( BCGEU job action. James Coccola)

The BC General Employees Union (BCGEU) says it has accepted an offer to return to negotiations with the province.

BCs largest public-sector union said bargaining is expected to resume soon, but details are still being confirmed.

Both parties have agreed to a media blackout and no further comment will be made.

The union, which represents 3,000 members, escalated job action on Monday by banning non-emergency overtime for BCGEU members working in the BC Public Service Agency (PSA).

“This is a significant development, and it is the direct result of the pressure BCGEU members have applied, which includes the current job action and shows solidarity from BCGEU members and allies,” BCGEU said.

In order to maintain that pressure, the union said it would continue with the current job action until further notice.

In a statement last week, BCGEU president Stephanie Smith said wage protection is the workers’ top concern amid high inflation.

The union is the province’s largest public sector union representing employees in an array of fields including wildfire fighters, social workers, sheriffs and correctional officers.

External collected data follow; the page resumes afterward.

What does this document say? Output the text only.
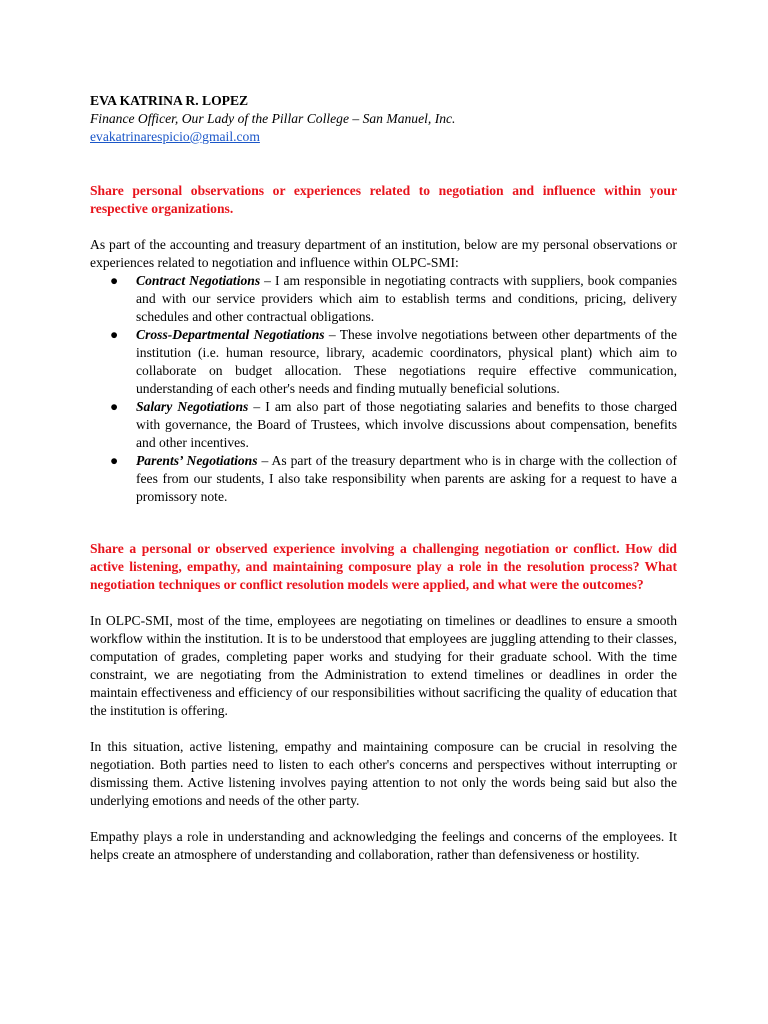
EVA KATRINA R. LOPEZ

Finance Officer, Our Lady of the Pillar College – San Manuel, Inc.

evakatrinarespicio@gmail.com

Share personal observations or experiences related to negotiation and influence within your respective organizations.

As part of the accounting and treasury department of an institution, below are my personal observations or experiences related to negotiation and influence within OLPC-SMI:

● Contract Negotiations – I am responsible in negotiating contracts with suppliers, book companies and with our service providers which aim to establish terms and conditions, pricing, delivery schedules and other contractual obligations.
● Cross-Departmental Negotiations – These involve negotiations between other departments of the institution (i.e. human resource, library, academic coordinators, physical plant) which aim to collaborate on budget allocation. These negotiations require effective communication, understanding of each other's needs and finding mutually beneficial solutions.
● Salary Negotiations – I am also part of those negotiating salaries and benefits to those charged with governance, the Board of Trustees, which involve discussions about compensation, benefits and other incentives.
● Parents’ Negotiations – As part of the treasury department who is in charge with the collection of fees from our students, I also take responsibility when parents are asking for a request to have a promissory note.

Share a personal or observed experience involving a challenging negotiation or conflict. How did active listening, empathy, and maintaining composure play a role in the resolution process? What negotiation techniques or conflict resolution models were applied, and what were the outcomes?

In OLPC-SMI, most of the time, employees are negotiating on timelines or deadlines to ensure a smooth workflow within the institution. It is to be understood that employees are juggling attending to their classes, computation of grades, completing paper works and studying for their graduate school. With the time constraint, we are negotiating from the Administration to extend timelines or deadlines in order the maintain effectiveness and efficiency of our responsibilities without sacrificing the quality of education that the institution is offering.

In this situation, active listening, empathy and maintaining composure can be crucial in resolving the negotiation. Both parties need to listen to each other's concerns and perspectives without interrupting or dismissing them. Active listening involves paying attention to not only the words being said but also the underlying emotions and needs of the other party.

Empathy plays a role in understanding and acknowledging the feelings and concerns of the employees. It helps create an atmosphere of understanding and collaboration, rather than defensiveness or hostility.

The most recent collective agreement between the union and PSA expired on April 1st and while discussions began earlier this year, talks stalled in July.

In June, 95% of the union members voted in favour of job action.

BCGEU are asking for a 5% pay boost each year for two years or a raise to match the cost of living, whichever is higher.

The PSA sent an offer directly to members last month, a deal that included a nearly 11 per cent increase over three years, plus a $2,500-per-member signing bonus.

Picket lines went up outside BC Liquor Distribution Branch centres in Delta, Richmond and Kamloops, as well as the wholesale customer centre here in Victoria last Monday.

A prolonged strike at the liquor distribution sites would impact the flow of imported beer, wine and spirits, since bars and restaurants can only buy directly from wineries and craft breweries in BC.

According to the BC Restaurant and Food Services Association, the province’s 670 private liquor stores and 8,000 pubs, bars and restaurants will begin to see shortages if the strike action hits three days.

“Targeting the liquor distribution centres is unfair to restaurants already struggling to get back on their feet after the pandemic,” the association said in a statement.

“Business owners will start to feel the pressure by the end of the week if a strike lasts.”